As discussed earlier, the crime of indecent assault does not include the element of "forcible compulsion" as does the crime of rape. The evidence described above is clearly sufficient to support the jury's conviction of indecent assault. "Indecent contact" is defined as "[a]ny touching of the sexual or other intimate parts of the person for the purpose of arousing or gratifying sexual desire, in either person." 18 Pa.C.S. § 3101. Appellee himself testified to the "indecent contact." The victim testified that she repeatedly said "no" throughout the encounter. Viewing that testimony in the light most favorable to the Commonwealth as verdict winner, the jury reasonably could have inferred that the victim did not consent to the indecent contact. Thus, the evidence was sufficient to support the jury's verdict finding Appellee guilty of indecent assault.

We hold that the trial court's application of the Rape Shield Law, excluding the proffered evidence under the instant facts, was not error, that the evidence was sufficient to support a conviction of indecent assault, and that the Superior Court's reversal of the trial court's order with regard to the indecent assault charge was error.

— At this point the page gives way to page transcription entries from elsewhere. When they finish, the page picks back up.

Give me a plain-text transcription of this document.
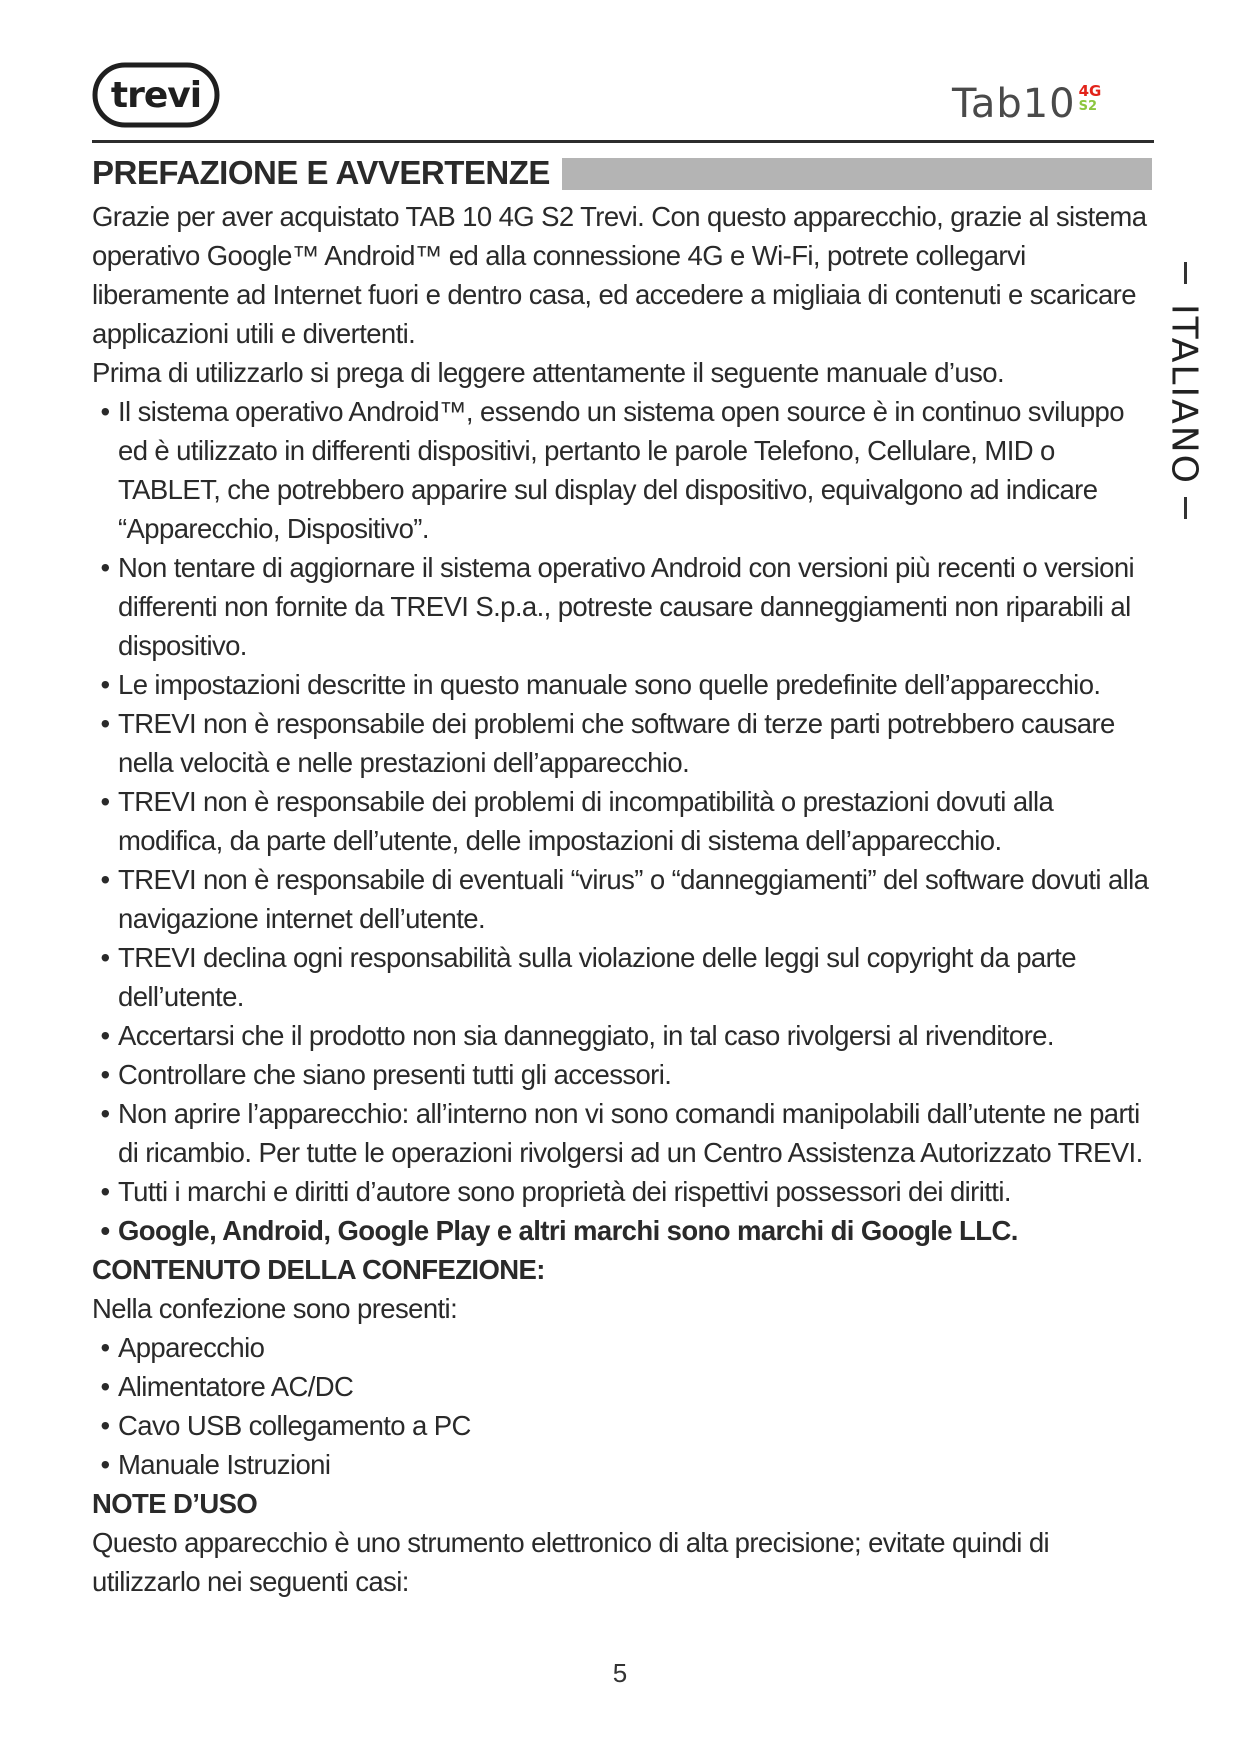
trevi	Tab10 4G
S2
PREFAZIONE E AVVERTENZE
ITALIANO

Grazie per aver acquistato TAB 10 4G S2 Trevi. Con questo apparecchio, grazie al sistema operativo Google™ Android™ ed alla connessione 4G e Wi-Fi, potrete collegarvi liberamente ad Internet fuori e dentro casa, ed accedere a migliaia di contenuti e scaricare applicazioni utili e divertenti.

Prima di utilizzarlo si prega di leggere attentamente il seguente manuale d’uso.

• Il sistema operativo Android™, essendo un sistema open source è in continuo sviluppo ed è utilizzato in differenti dispositivi, pertanto le parole Telefono, Cellulare, MID o TABLET, che potrebbero apparire sul display del dispositivo, equivalgono ad indicare “Apparecchio, Dispositivo”.
• Non tentare di aggiornare il sistema operativo Android con versioni più recenti o versioni differenti non fornite da TREVI S.p.a., potreste causare danneggiamenti non riparabili al dispositivo.
• Le impostazioni descritte in questo manuale sono quelle predefinite dell’apparecchio.
• TREVI non è responsabile dei problemi che software di terze parti potrebbero causare nella velocità e nelle prestazioni dell’apparecchio.
• TREVI non è responsabile dei problemi di incompatibilità o prestazioni dovuti alla modifica, da parte dell’utente, delle impostazioni di sistema dell’apparecchio.
• TREVI non è responsabile di eventuali “virus” o “danneggiamenti” del software dovuti alla navigazione internet dell’utente.
• TREVI declina ogni responsabilità sulla violazione delle leggi sul copyright da parte dell’utente.
• Accertarsi che il prodotto non sia danneggiato, in tal caso rivolgersi al rivenditore.
• Controllare che siano presenti tutti gli accessori.
• Non aprire l’apparecchio: all’interno non vi sono comandi manipolabili dall’utente ne parti di ricambio. Per tutte le operazioni rivolgersi ad un Centro Assistenza Autorizzato TREVI.
• Tutti i marchi e diritti d’autore sono proprietà dei rispettivi possessori dei diritti.
• Google, Android, Google Play e altri marchi sono marchi di Google LLC.

CONTENUTO DELLA CONFEZIONE:

Nella confezione sono presenti:

• Apparecchio
• Alimentatore AC/DC
• Cavo USB collegamento a PC
• Manuale Istruzioni

NOTE D’USO

Questo apparecchio è uno strumento elettronico di alta precisione; evitate quindi di utilizzarlo nei seguenti casi:

5
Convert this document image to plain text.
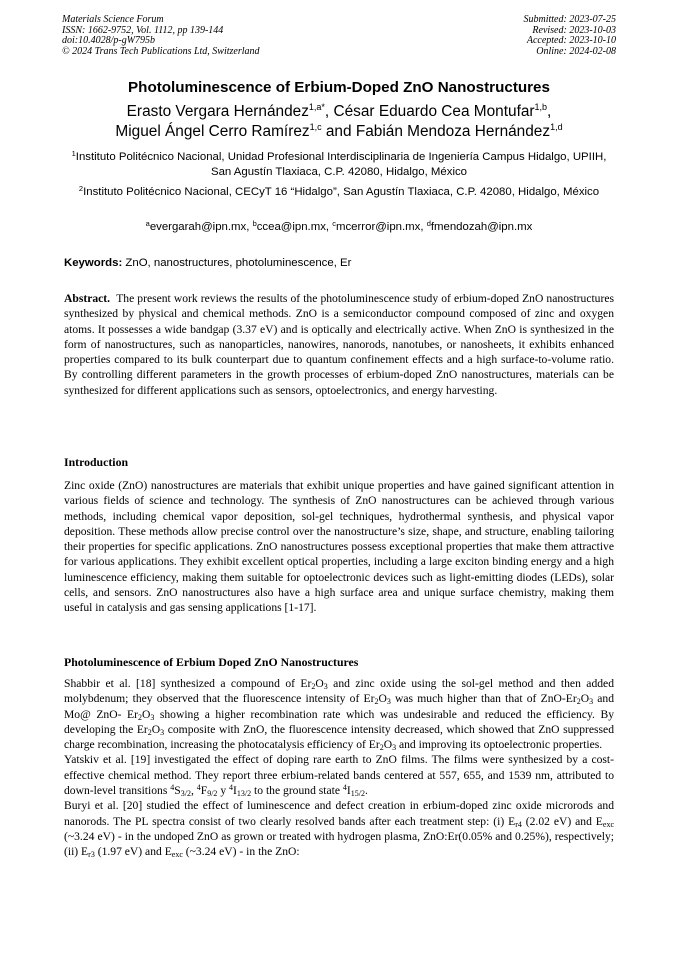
Materials Science Forum
ISSN: 1662-9752, Vol. 1112, pp 139-144
doi:10.4028/p-gW795b
© 2024 Trans Tech Publications Ltd, Switzerland
Submitted: 2023-07-25
Revised: 2023-10-03
Accepted: 2023-10-10
Online: 2024-02-08
Photoluminescence of Erbium-Doped ZnO Nanostructures
Erasto Vergara Hernández$^{1,a*}$, César Eduardo Cea Montufar$^{1,b}$,
Miguel Ángel Cerro Ramírez$^{1,c}$ and Fabián Mendoza Hernández$^{1,d}$
$^1$Instituto Politécnico Nacional, Unidad Profesional Interdisciplinaria de Ingeniería Campus Hidalgo, UPIIH, San Agustín Tlaxiaca, C.P. 42080, Hidalgo, México
$^2$Instituto Politécnico Nacional, CECyT 16 “Hidalgo”, San Agustín Tlaxiaca, C.P. 42080, Hidalgo, México
$^a$evergarah@ipn.mx, $^b$ccea@ipn.mx, $^c$mcerror@ipn.mx, $^d$fmendozah@ipn.mx
Keywords: ZnO, nanostructures, photoluminescence, Er
Abstract. The present work reviews the results of the photoluminescence study of erbium-doped ZnO nanostructures synthesized by physical and chemical methods. ZnO is a semiconductor compound composed of zinc and oxygen atoms. It possesses a wide bandgap (3.37 eV) and is optically and electrically active. When ZnO is synthesized in the form of nanostructures, such as nanoparticles, nanowires, nanorods, nanotubes, or nanosheets, it exhibits enhanced properties compared to its bulk counterpart due to quantum confinement effects and a high surface-to-volume ratio. By controlling different parameters in the growth processes of erbium-doped ZnO nanostructures, materials can be synthesized for different applications such as sensors, optoelectronics, and energy harvesting.
Introduction
Zinc oxide (ZnO) nanostructures are materials that exhibit unique properties and have gained significant attention in various fields of science and technology. The synthesis of ZnO nanostructures can be achieved through various methods, including chemical vapor deposition, sol-gel techniques, hydrothermal synthesis, and physical vapor deposition. These methods allow precise control over the nanostructure’s size, shape, and structure, enabling tailoring their properties for specific applications. ZnO nanostructures possess exceptional properties that make them attractive for various applications. They exhibit excellent optical properties, including a large exciton binding energy and a high luminescence efficiency, making them suitable for optoelectronic devices such as light-emitting diodes (LEDs), solar cells, and sensors. ZnO nanostructures also have a high surface area and unique surface chemistry, making them useful in catalysis and gas sensing applications [1-17].
Photoluminescence of Erbium Doped ZnO Nanostructures

Shabbir et al. [18] synthesized a compound of $Er_2O_3$ and zinc oxide using the sol-gel method and then added molybdenum; they observed that the fluorescence intensity of $Er_2O_3$ was much higher than that of ZnO-$Er_2O_3$ and Mo@ ZnO- $Er_2O_3$ showing a higher recombination rate which was undesirable and reduced the efficiency. By developing the $Er_2O_3$ composite with ZnO, the fluorescence intensity decreased, which showed that ZnO suppressed charge recombination, increasing the photocatalysis efficiency of $Er_2O_3$ and improving its optoelectronic properties.

Yatskiv et al. [19] investigated the effect of doping rare earth to ZnO films. The films were synthesized by a cost-effective chemical method. They report three erbium-related bands centered at 557, 655, and 1539 nm, attributed to down-level transitions $^4S_{3/2}$, $^4F_{9/2}$ y $^4I_{13/2}$ to the ground state $^4I_{15/2}$.

Buryi et al. [20] studied the effect of luminescence and defect creation in erbium-doped zinc oxide microrods and nanorods. The PL spectra consist of two clearly resolved bands after each treatment step: (i) $E_{r4}$ (2.02 eV) and $E_{exc}$ (~3.24 eV) - in the undoped ZnO as grown or treated with hydrogen plasma, ZnO:Er(0.05% and 0.25%), respectively; (ii) $E_{r3}$ (1.97 eV) and $E_{exc}$ (~3.24 eV) - in the ZnO:
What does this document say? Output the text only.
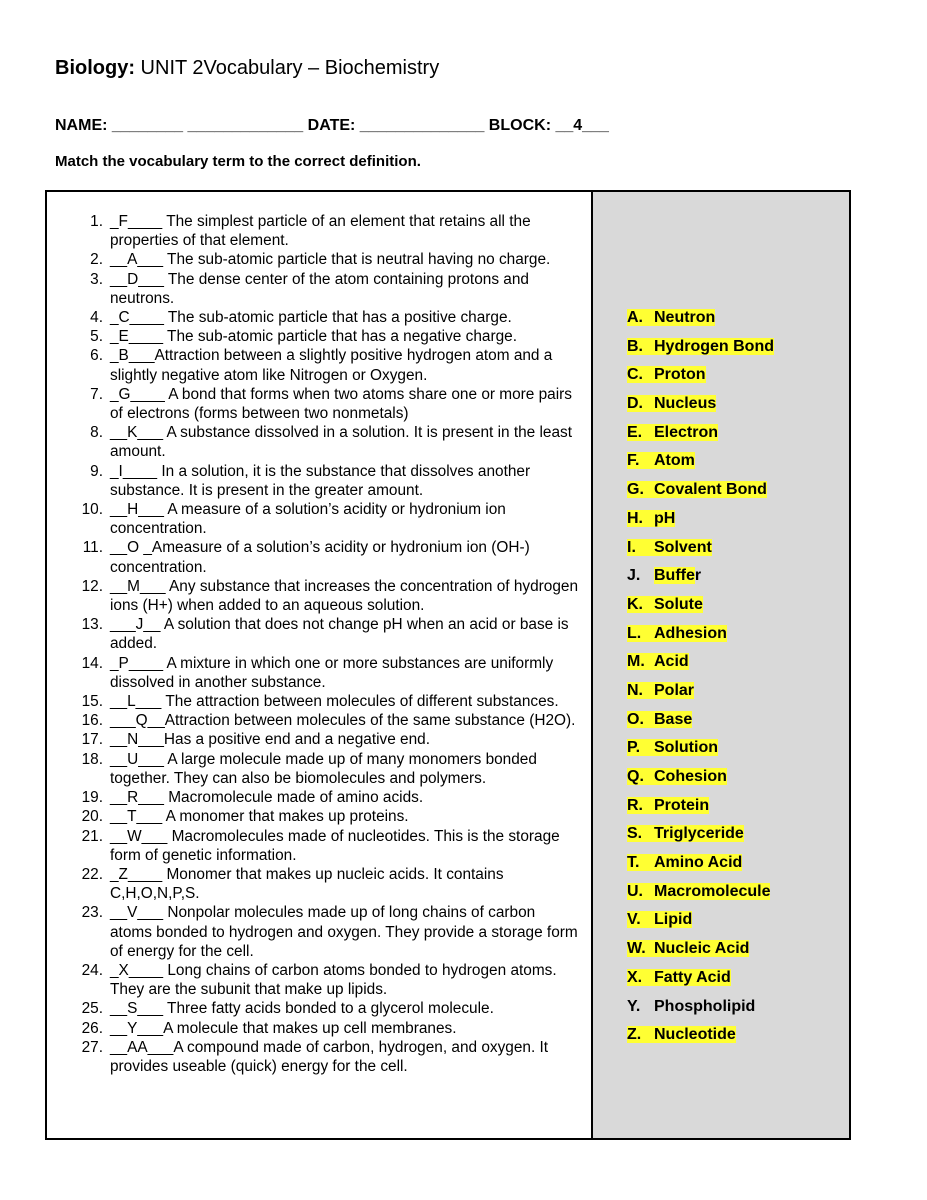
Biology: UNIT 2Vocabulary – Biochemistry
NAME: ________ _____________ DATE: ______________ BLOCK: __4___
Match the vocabulary term to the correct definition.
1. _F____ The simplest particle of an element that retains all the properties of that element.
2. __A___ The sub-atomic particle that is neutral having no charge.
3. __D___ The dense center of the atom containing protons and neutrons.
4. _C____ The sub-atomic particle that has a positive charge.
5. _E____ The sub-atomic particle that has a negative charge.
6. _B___Attraction between a slightly positive hydrogen atom and a slightly negative atom like Nitrogen or Oxygen.
7. _G____ A bond that forms when two atoms share one or more pairs of electrons (forms between two nonmetals)
8. __K___ A substance dissolved in a solution. It is present in the least amount.
9. _I____ In a solution, it is the substance that dissolves another substance. It is present in the greater amount.
10. __H___ A measure of a solution’s acidity or hydronium ion concentration.
11. __O _Ameasure of a solution’s acidity or hydronium ion (OH-) concentration.
12. __M___ Any substance that increases the concentration of hydrogen ions (H+) when added to an aqueous solution.
13. ___J__ A solution that does not change pH when an acid or base is added.
14. _P____ A mixture in which one or more substances are uniformly dissolved in another substance.
15. __L___ The attraction between molecules of different substances.
16. ___Q__Attraction between molecules of the same substance (H2O).
17. __N___Has a positive end and a negative end.
18. __U___ A large molecule made up of many monomers bonded together. They can also be biomolecules and polymers.
19. __R___ Macromolecule made of amino acids.
20. __T___ A monomer that makes up proteins.
21. __W___ Macromolecules made of nucleotides. This is the storage form of genetic information.
22. _Z____ Monomer that makes up nucleic acids. It contains C,H,O,N,P,S.
23. __V___ Nonpolar molecules made up of long chains of carbon atoms bonded to hydrogen and oxygen. They provide a storage form of energy for the cell.
24. _X____ Long chains of carbon atoms bonded to hydrogen atoms. They are the subunit that make up lipids.
25. __S___ Three fatty acids bonded to a glycerol molecule.
26. __Y___A molecule that makes up cell membranes.
27. __AA___A compound made of carbon, hydrogen, and oxygen. It provides useable (quick) energy for the cell.
A. Neutron
B. Hydrogen Bond
C. Proton
D. Nucleus
E. Electron
F. Atom
G. Covalent Bond
H. pH
I. Solvent
J. Buffer
K. Solute
L. Adhesion
M. Acid
N. Polar
O. Base
P. Solution
Q. Cohesion
R. Protein
S. Triglyceride
T. Amino Acid
U. Macromolecule
V. Lipid
W. Nucleic Acid
X. Fatty Acid
Y. Phospholipid
Z. Nucleotide
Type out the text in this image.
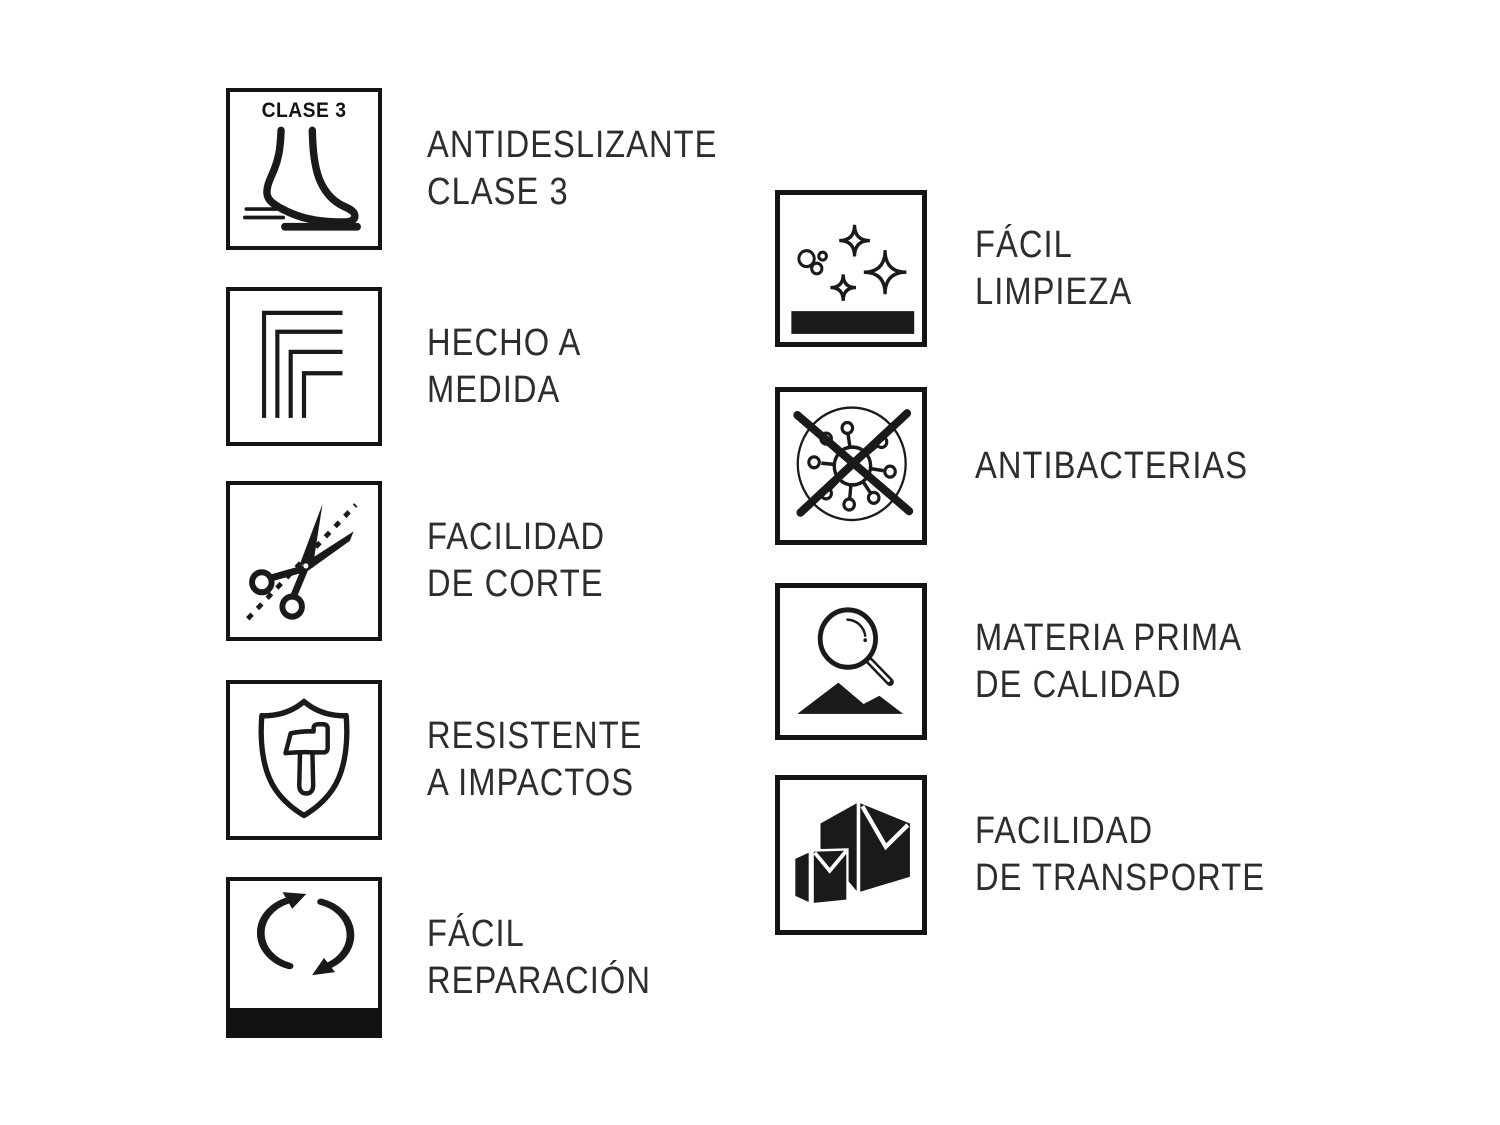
CLASE 3
ANTIDESLIZANTE
CLASE 3
HECHO A
MEDIDA
FACILIDAD
DE CORTE
RESISTENTE
A IMPACTOS
FÁCIL
REPARACIÓN
FÁCIL
LIMPIEZA
ANTIBACTERIAS
MATERIA PRIMA
DE CALIDAD
FACILIDAD
DE TRANSPORTE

*153 Accordingly, the order of the Superior Court reversing the rape conviction is affirmed. The order of the Superior Court reversing Appellee's conviction of indecent assault and remanding for a new trial is vacated. The conviction and the trial court's sentence on the indecent assault charge are reinstated.

LARSEN, J., did not participate in the decision of this case.

ZAPPALA, J., concurs in the result.

MONTEMURO, Senior Justice, was an appointed Justice of the Court at the time of argument.[*]


[1] 18 Pa.C.S. § 3121.

[2] 18 Pa.C.S.A. § 3104.

[3] 18 Pa.C.S. § 3126.

[4] The Opinion in Support of Reversal in Mlinarich did not take issue with the implicit holding of the Opinion in Support of Affirmance that something more than a lack of consent is required to prove "forcible compulsion." The Opinion in Support of Reversal acknowledged a general legislative intent to introduce an objective standard regarding the degree of physical force, threat of physical force, or psychological coercion required under 18 Pa.C.S. § 3121, in that it must be sufficient to "prevent resistance by a person of reasonable resolution," but argued that the "peculiar situation" of the victim and other subjective factors should be considered by the court in determining "resistance," "assent," and "consent," and that under the specific circumstances in Mlinarich sufficient facts were set forth to allow a finding of the requisite degree of psychological coercion to support the forcible compulsion element of 18 Pa.C.S. § 3121. Mlinarich 518 Pa. at 270, 542 A.2d at 1347.

[*] Mr. Justice Montemuro is sitting by designation as senior justice pursuant to Judicial Assignment Docket No. 94 R1800, due to the unavailability of Mr. Justice Larsen, see No. 127 Judicial Administration Docket No. 1, filed October 28, 1993.